The FDA Just Approved These Balloons that You Swallow to Lose Weight

The FDA Just Approved These Balloons that You Swallow to Lose Weight

Another almost unbelievable weight-loss invention has just hit the market.

As if the AspireAssist weren’t enough, (the vacuum that sucks food from your stomach,) the FDA has just approved a capsule that expands in your stomach to promote weight loss.

Eating healthy food and getting a bit of exercise everyday just doesn’t work, huh?

Apparently, we are too far gone. Or, no one wants to try.

Here’s how it works: the Obalon Balloon System, which aims to help adults with obesity who have a Body Mass Index (BMI) of 30-40 kg/m2, uses gastric balloons to occupy space in the stomach.


Patients swallow a capsule that expands with air once inside. (It swells via a thin inflation catheter attached to the capsule).

The balloons, which are about 1 cup in volume, work to fill up a patient’s stomach, making them desire to eat less food to feel full, which in turn, results in weight loss.

Up to three balloons can be placed in a patient over a 6-month treatment period, at the end of which, the air sacks are deflated and removed using an endoscopic procedure.

A study was done to prove that these wacky contraptions actually help people lose more weight than other methods and that they are a relatively safe thing to use for some.
The system, designed by San Diego firm Obalon Therapeutics, allows a gastric balloon to be inserted into the stomach without invasive surgery. The balloon is being launched in the UK after successful trials here and in the US. What makes this system different from other gastric balloons is that it can be swallowed and then inflated without the need for anaesthetic or sedation.
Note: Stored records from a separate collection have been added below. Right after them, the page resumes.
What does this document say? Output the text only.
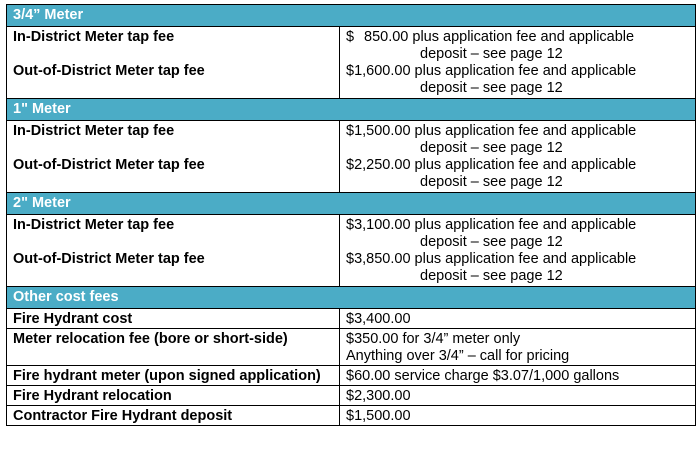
3/4” Meter	
In-District Meter tap fee	$ 850.00 plus application fee and applicable
deposit – see page 12

Out-of-District Meter tap fee	$1,600.00 plus application fee and applicable
deposit – see page 12

1" Meter	
In-District Meter tap fee	$1,500.00 plus application fee and applicable
deposit – see page 12

Out-of-District Meter tap fee	$2,250.00 plus application fee and applicable
deposit – see page 12

2" Meter	
In-District Meter tap fee	$3,100.00 plus application fee and applicable
deposit – see page 12

Out-of-District Meter tap fee	$3,850.00 plus application fee and applicable
deposit – see page 12

Other cost fees	
Fire Hydrant cost	$3,400.00
Meter relocation fee (bore or short-side)	$350.00 for 3/4” meter only
Anything over 3/4” – call for pricing
Fire hydrant meter (upon signed application)	$60.00 service charge $3.07/1,000 gallons
Fire Hydrant relocation	$2,300.00
Contractor Fire Hydrant deposit	$1,500.00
It is packed inside a gelatine capsule that dissolves in the stomach and is inflated through a tube. Then the tube is pulled out, allowing a self-sealing valve to keep the balloon inflated. Two or even three balloons could be placed in the patient's stomach, and after three months they are removed using a traditional endoscopic procedure. The balloon works by taking up space in the stomach, making the patient feel fuller after eating a reduced portion of food, and so reducing their calorific intake. Picture: Universal News And Sport (Scotland) 21 January 2014.

Cool? Listen, when it comes to these extreme procedures, all I can say is, doctors, do your work.

Find a better way to inspire your dangerously overweight patients to lose the pounds they have to.

Yes, everyone human deserves to keep on living and to be able to participate in the world in multi-faceted ways.

But these insane inventions only serve to beat around the bush and never address the proper issue, which is people’s habits.


Is a balloon really going to help someone go for a walk, eat a balanced diet all the time or believe they can make a change in their life on their own?

Maybe if the device were alive, and could talk to provide counseling, inspiration, emotional support and daily guidance, then, yes.

But until that robot comes, the human touch can probably provide longer-lasting success. It just actually takes more work.